Monday, July 14, 2008

California fires worst in history




California fires worst in history

Published: Monday, July 14, 2008 at 12:40 p.m.
Last Modified: Monday, July 14, 2008 at 12:54 p.m.


NASA

Clouds were banked against the California coastline and skies were filled with smoke on Sunday, when NASA’s Terra satellite captured this image of the state.



SAN JOSE — California has surpassed the most acreage ever burned in recorded state history.


More than 1,700 wildfires have scorched the state this season, burning a total of 829,000 acres, or nearly 1,300 square miles, as of Monday morning.


Never before has fire consumed so much acreage in the state, said Henry Renteria, director of the Governor’s Office of Emergency Services.

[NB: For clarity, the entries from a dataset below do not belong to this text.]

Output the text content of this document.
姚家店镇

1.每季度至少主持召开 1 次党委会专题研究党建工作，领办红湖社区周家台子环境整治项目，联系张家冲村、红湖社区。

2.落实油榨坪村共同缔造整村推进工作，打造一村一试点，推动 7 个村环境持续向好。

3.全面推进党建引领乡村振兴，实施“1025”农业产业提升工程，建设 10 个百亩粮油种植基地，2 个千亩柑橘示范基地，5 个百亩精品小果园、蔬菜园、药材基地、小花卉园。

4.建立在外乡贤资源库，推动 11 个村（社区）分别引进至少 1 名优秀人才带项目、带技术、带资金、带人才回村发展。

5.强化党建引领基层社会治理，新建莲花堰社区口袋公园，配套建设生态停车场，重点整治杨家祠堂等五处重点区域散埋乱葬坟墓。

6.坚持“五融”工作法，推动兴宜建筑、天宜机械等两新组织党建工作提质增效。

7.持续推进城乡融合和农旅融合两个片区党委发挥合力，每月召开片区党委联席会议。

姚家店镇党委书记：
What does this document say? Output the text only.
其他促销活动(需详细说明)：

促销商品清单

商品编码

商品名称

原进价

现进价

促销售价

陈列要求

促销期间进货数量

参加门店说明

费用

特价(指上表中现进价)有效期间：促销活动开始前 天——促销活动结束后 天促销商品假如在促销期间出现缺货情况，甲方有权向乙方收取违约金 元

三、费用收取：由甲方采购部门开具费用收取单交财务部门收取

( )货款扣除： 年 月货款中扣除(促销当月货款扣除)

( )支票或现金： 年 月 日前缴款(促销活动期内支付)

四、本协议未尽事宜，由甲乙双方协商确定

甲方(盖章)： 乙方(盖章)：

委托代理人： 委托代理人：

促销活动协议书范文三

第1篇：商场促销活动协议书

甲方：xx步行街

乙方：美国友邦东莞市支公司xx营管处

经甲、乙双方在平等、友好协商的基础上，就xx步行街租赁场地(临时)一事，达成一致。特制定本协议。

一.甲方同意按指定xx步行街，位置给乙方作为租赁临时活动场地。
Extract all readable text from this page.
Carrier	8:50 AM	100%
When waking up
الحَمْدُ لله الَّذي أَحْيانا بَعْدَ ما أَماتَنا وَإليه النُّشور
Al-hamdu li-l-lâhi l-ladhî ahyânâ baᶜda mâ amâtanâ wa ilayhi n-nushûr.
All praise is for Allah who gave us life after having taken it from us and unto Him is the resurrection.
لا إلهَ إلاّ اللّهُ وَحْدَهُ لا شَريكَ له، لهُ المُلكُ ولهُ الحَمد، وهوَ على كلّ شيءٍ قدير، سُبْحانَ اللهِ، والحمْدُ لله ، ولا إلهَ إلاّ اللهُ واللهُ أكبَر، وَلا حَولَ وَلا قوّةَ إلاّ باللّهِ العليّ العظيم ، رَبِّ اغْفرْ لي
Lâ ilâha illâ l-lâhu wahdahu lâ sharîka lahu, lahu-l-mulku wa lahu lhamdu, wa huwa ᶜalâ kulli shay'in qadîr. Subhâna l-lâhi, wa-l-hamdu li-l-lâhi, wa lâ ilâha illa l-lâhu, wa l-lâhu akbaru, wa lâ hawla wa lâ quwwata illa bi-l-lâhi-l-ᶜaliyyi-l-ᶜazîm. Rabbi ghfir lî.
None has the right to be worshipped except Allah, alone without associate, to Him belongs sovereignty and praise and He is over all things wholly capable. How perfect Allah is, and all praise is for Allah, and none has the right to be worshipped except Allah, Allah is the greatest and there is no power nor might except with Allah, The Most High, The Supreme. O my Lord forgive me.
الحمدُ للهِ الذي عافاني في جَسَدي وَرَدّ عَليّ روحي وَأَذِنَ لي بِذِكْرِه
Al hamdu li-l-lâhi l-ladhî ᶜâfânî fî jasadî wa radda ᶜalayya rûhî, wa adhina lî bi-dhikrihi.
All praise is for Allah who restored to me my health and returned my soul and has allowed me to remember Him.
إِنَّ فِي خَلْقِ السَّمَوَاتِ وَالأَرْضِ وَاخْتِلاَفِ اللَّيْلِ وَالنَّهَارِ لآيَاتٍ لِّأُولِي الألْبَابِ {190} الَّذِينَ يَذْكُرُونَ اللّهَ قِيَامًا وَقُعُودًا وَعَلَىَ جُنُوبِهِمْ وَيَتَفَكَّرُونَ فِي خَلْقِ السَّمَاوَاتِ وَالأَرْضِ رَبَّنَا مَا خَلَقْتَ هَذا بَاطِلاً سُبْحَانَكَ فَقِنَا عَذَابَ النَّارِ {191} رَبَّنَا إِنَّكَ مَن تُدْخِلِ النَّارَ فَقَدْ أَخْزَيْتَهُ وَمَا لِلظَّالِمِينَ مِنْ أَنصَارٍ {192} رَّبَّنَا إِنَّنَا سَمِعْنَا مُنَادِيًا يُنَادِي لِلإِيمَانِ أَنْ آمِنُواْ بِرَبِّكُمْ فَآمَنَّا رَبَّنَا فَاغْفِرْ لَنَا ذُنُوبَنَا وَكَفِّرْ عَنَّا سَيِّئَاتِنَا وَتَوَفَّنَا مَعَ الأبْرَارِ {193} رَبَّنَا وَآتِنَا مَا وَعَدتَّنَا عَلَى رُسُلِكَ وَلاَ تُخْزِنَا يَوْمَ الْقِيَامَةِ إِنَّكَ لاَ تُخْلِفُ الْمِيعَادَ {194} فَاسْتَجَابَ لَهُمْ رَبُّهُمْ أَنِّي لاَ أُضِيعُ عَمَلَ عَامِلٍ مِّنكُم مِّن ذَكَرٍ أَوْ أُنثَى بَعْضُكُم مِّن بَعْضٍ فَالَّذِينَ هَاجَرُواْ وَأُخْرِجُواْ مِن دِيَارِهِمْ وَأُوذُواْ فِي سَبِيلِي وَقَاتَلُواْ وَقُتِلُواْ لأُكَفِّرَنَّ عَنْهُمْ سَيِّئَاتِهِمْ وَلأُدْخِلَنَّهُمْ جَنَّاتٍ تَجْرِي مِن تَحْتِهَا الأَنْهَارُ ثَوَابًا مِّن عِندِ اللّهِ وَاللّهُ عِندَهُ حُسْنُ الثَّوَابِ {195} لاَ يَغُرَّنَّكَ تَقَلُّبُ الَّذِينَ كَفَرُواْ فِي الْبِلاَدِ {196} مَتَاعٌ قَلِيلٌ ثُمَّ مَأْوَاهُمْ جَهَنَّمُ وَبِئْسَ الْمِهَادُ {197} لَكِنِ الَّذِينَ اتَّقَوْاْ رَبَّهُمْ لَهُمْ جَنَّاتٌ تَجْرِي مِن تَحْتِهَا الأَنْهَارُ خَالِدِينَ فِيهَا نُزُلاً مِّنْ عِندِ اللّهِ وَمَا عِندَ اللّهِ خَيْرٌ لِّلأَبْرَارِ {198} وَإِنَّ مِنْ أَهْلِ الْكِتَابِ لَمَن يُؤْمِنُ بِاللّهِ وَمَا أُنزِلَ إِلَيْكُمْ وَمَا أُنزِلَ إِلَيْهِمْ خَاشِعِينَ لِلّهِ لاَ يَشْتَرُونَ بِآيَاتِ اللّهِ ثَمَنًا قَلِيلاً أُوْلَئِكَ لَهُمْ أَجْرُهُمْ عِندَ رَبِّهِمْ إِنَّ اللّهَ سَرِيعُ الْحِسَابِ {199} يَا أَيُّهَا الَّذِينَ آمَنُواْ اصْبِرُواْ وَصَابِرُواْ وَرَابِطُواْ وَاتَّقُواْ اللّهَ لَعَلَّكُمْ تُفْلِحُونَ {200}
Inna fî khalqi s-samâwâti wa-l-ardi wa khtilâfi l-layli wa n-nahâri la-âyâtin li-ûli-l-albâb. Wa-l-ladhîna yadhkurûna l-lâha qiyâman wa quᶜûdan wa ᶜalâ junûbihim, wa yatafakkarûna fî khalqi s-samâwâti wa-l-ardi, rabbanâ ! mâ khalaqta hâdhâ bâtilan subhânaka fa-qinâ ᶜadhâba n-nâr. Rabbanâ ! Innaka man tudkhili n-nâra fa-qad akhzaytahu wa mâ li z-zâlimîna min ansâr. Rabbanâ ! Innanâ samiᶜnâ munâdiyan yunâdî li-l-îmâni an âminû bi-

Meanwhile, a massive wildfire in the Los Padres National Forest continued spreading north and east Monday, relieving the danger to the storied coastal town of Big Sur but forcing residents of another community to stay away from their homes for a third day.


Mandatory and voluntary evacuation orders, first issued Saturday morning, remained in place for more than 200 homes in the rural Cachagua community near the northern boundary of the forest. The blaze, which already has charred 187 square miles and destroyed 27 homes, was about 1 1/2 miles from the residential area, according to the U.S. Forest Service.


Firefighters had a strong fire line there that they expected to hold, keeping the flames from reaching the more populated Carmel Valley, said Tacy Skinner, a Forest Service spokeswoman.


On the southwest border of the blaze, which was 61 percent contained, firefighters were in cleanup mode Monday. The Pacific Coast Highway fully reopened ahead of schedule a day earlier, and residents and business owners were settling back in after three weeks of evacuations.


Also Monday, a large cleanup effort was under way in the eastern Sierra Nevada town of Independence, where a weekend mudslide on fire-scarred land forced residents to evacuate their homes.


The mudslide, in an area that was devastated by wildfires last year, damaged about 50 homes and caused the temporary closure of California Highway 395, about 90 miles east of Fresno.


Severe thunderstorms Saturday set off the slide 300 yards wide and up to three feet deep, said Carma Roper, spokeswoman for the Inyo County Sheriff’s Department. The mud oozed across Highway 395, prompting a detour, and some mud came within a half mile of the Los Angeles Aqueduct, which supplies much of Los Angeles’ water.


On Monday morning, the California Highway Patrol had reopened one lane, escorting vehicles through the affected mile-and-a-half stretch of highway.


The rain also caused some problems for the area around the Piute Fire, which has charred the Sequoia National Forest for the past three weeks. The moisture helped calm the flames, but contributed to flooding in Lake Isabella, located in a canyon in the southern Sierra Nevada.


While officials planned to lift the last of the fire evacuations related to that blaze, evacuation orders remained for 75 Lake Isabella homes threatened by flooding.


The Piute fire was 68 percent contained after burning 57 square miles.


Cooler weather around the state also allowed officials to lift evacuation orders in the fire-ravaged Butte County towns of Paradise and Concow.


The fires there, which burned 83 square miles and destroyed 50 homes in the area, weren’t threatening any homes Monday morning, but firefighters were watching for flare-ups as hotter weather was expected to return in the afternoon. The blaze was about 70 percent contained, officials said.


“There’s still fire activity and there’s still firefighters doing a lot of work, but the winds have not picked up. The last few days have been very very good for firefighters, they’ve been able to get a handle on the fire because of that,” said John Welsh, a spokesman for the state fire department in Butte County.


At least one person was found dead after the blaze swept through Concow. Officials have not released the person’s identity, and the cause of death had not been determined.


In the southern extension of the Los Padres forest near Santa Barbara, another wildfire there also benefited from more favorable weather. Fire crews had contained 90 percent of the fire and expect to complete the containment lines on Wednesday, U.S. Forest Service spokesman David Daniels said.


Fifty-five homes remained under evacuation warning. “We’re starting to get close,” Daniels said.


A pair of blazes burning in the foothills west of Lake Tahoe were sending plumes of smoke toward the alpine resort area. The soot was sporadic, but air quality was so bad it prompted the cancellation of the annual Donner Lake Triathlon.


The California Department of Forestry and Fire Protection said 288 blazes were still burning around the state, most of them in the mountains ringing the northern edge of the Central Valley.


So far this fire season, flames have blackened nearly 1,300 square miles and destroy about 100 homes across California. Most of the blazes were sparked by a June 21 lightning storm across the northern part of the state.